On the front line of the coronavirus threat in Spain, tractors scatter the streets with hope
OVIEDO, Spain — More than 700 dead in a single day.
Fermín Menéndez repeated the figure over and over again, as if to convince himself that it was real. He found it hard to believe that the coronavirus crisis had reached such numbers in Spain.
“Let’s get rid of the bug,” Menéndez, 40, one of a group of farmers in Spain who volunteer to drive their tractors loaded with disinfectant through villages and towns to help fight the virus, said this week.
People with backpacks loaded with liquid disinfectant are sent where tractors cannot reach. All are country people, and none are paid for their work. The disinfections began March 15, after officials announced a state of alert that placed 47.1 million people in Spain in confinement.
Spanish officials said as of Friday the coronavirus had killed more than 4,850 people in the nation and infected more than 64,100. Officials had said Wednesday that 738 new deaths recorded that day had pushed Spain past China, where the coronavirus began, in total deaths.
Wearing masks, gloves and white suits, the farmers prepare themselves and take their own precautions to avoid falling victim to the coronavirus. The image of these Spanish peasants is almost identical to the scenes that, just a few weeks ago, were broadcast from China with people spraying the subway cars, shops and streets.
In Spain, the countryside faces unique challenges in the face of the pandemic. Rural communities are the oldest in the country, where nearly 30 out of every 100 inhabitants residing in the 5,872 rural municipalities are over the age of 65.
“There is a totally inverted population pyramid. There are many more elderly people than young people, and life expectancy is among the highest in the world. That in itself has its own repercussions,” says Emilio García, mayor of Parres, one of the 78 councils in Asturias, the region where Menéndez and the other volunteers in his group operate.
Asturias, in northern Spain, had recorded at least 29 deaths and more than 900 people infected as of Friday. It is the region with the highest percentage of people 65 and over in Spain, according to the Department of Population of the Spanish National Research Council.
In addition to his duties as mayor, García has made many phone calls to the elderly.
“The fear is great; all these people feel in the front line. We try to take care of them as much as possible, but the anxiety, fear and questions increase,” said García, who implemented the Count on Me program to assist the elderly with basic tasks.
The silence that seems to invade everything is broken when Menéndez and his companions arrive to fumigate the streets. The thunderous sound of tractors and the bleach that falls on the sidewalks, the banks, the shops, is received by the neighbors as a shower of hope in these villages.
On Menéndez’s radio, a Roy Orbison song plays: Anything you want, you got it.

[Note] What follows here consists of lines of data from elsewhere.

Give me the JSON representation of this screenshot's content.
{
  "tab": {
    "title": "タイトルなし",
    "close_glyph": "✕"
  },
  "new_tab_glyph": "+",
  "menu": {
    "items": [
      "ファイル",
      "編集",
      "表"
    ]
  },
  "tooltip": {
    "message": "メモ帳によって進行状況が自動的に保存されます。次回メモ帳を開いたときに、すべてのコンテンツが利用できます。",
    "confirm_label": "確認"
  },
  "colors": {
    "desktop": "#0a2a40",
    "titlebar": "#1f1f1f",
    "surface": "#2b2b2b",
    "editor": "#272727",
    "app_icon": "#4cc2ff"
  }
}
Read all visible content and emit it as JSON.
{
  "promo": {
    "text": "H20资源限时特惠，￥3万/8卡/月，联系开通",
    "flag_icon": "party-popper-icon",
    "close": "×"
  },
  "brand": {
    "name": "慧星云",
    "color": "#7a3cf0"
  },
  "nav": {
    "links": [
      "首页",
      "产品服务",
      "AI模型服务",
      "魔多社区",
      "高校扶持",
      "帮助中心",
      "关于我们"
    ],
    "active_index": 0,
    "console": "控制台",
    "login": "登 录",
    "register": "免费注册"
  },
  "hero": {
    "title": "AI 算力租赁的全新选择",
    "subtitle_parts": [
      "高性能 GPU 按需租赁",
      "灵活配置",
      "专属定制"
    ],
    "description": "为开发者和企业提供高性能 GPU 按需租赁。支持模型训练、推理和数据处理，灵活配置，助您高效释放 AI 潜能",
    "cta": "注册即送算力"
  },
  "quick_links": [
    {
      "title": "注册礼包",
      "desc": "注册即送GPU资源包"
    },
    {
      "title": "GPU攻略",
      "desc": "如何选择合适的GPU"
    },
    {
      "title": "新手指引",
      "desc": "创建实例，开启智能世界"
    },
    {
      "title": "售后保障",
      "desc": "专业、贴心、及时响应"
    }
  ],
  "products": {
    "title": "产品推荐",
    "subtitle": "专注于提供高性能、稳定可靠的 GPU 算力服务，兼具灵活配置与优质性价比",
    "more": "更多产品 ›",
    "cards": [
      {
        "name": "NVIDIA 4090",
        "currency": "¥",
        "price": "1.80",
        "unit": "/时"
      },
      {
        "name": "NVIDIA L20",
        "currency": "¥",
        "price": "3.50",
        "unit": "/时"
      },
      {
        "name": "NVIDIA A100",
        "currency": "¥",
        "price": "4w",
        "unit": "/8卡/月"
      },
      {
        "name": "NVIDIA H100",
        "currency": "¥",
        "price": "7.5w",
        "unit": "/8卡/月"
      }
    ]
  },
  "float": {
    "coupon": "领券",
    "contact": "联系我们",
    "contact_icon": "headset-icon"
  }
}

Anything you need, you got it. Anything at all, you got it. Baby...
The tune cheers up his soul, but not as much as the applause of the neighbors who are grateful for the disinfection work.
Lucia Velasco, who founded Ganaderas Asturianas, an organization that started as a WhatsApp group and is now an association with more than 130 female farmers, said some issues related to the business of farming have been set aside for now.
“Now our main concern is to get out of this nightmare,” Velasco said.
Throughout Spain, hundreds of farmers and tractors are fighting against COVID-19. The Emergency Military Unit has trained farmers of the province of León on how to use their tractors for massive disinfection work in the villages, thus unloading the enormous work of the soldiers of this specialized army unit onto the farmers. In Extremadura, farmers from Merida have volunteered to disinfect the streets of the city.
Menéndez his colleagues on Wednesday sprayed about 10,000 liters of disinfectant — water with 2% bleach. With the work of disinfecting the streets, a new crisis has emerged: a severe lack of bleach.
The neighbors have faced the shortage in a supportive manner. One, two, three liters, the residents of the villages reach out to the farmers with what they have in their homes and donate it so that they can continue their work.
Because of the pandemic, the days are exhausting in hospitals, in nursing homes, but also in the countryside. The volunteers’ days are extended to more than five hours disinfecting communities, and after that almost everyone returns to their daily tasks: milking their cows and preparing food for the cattle.
The fatigue is already too much. Almost at midnight one day, Menéndez turned off his tractor. In a couple of days, he would return to the villages to disinfect again.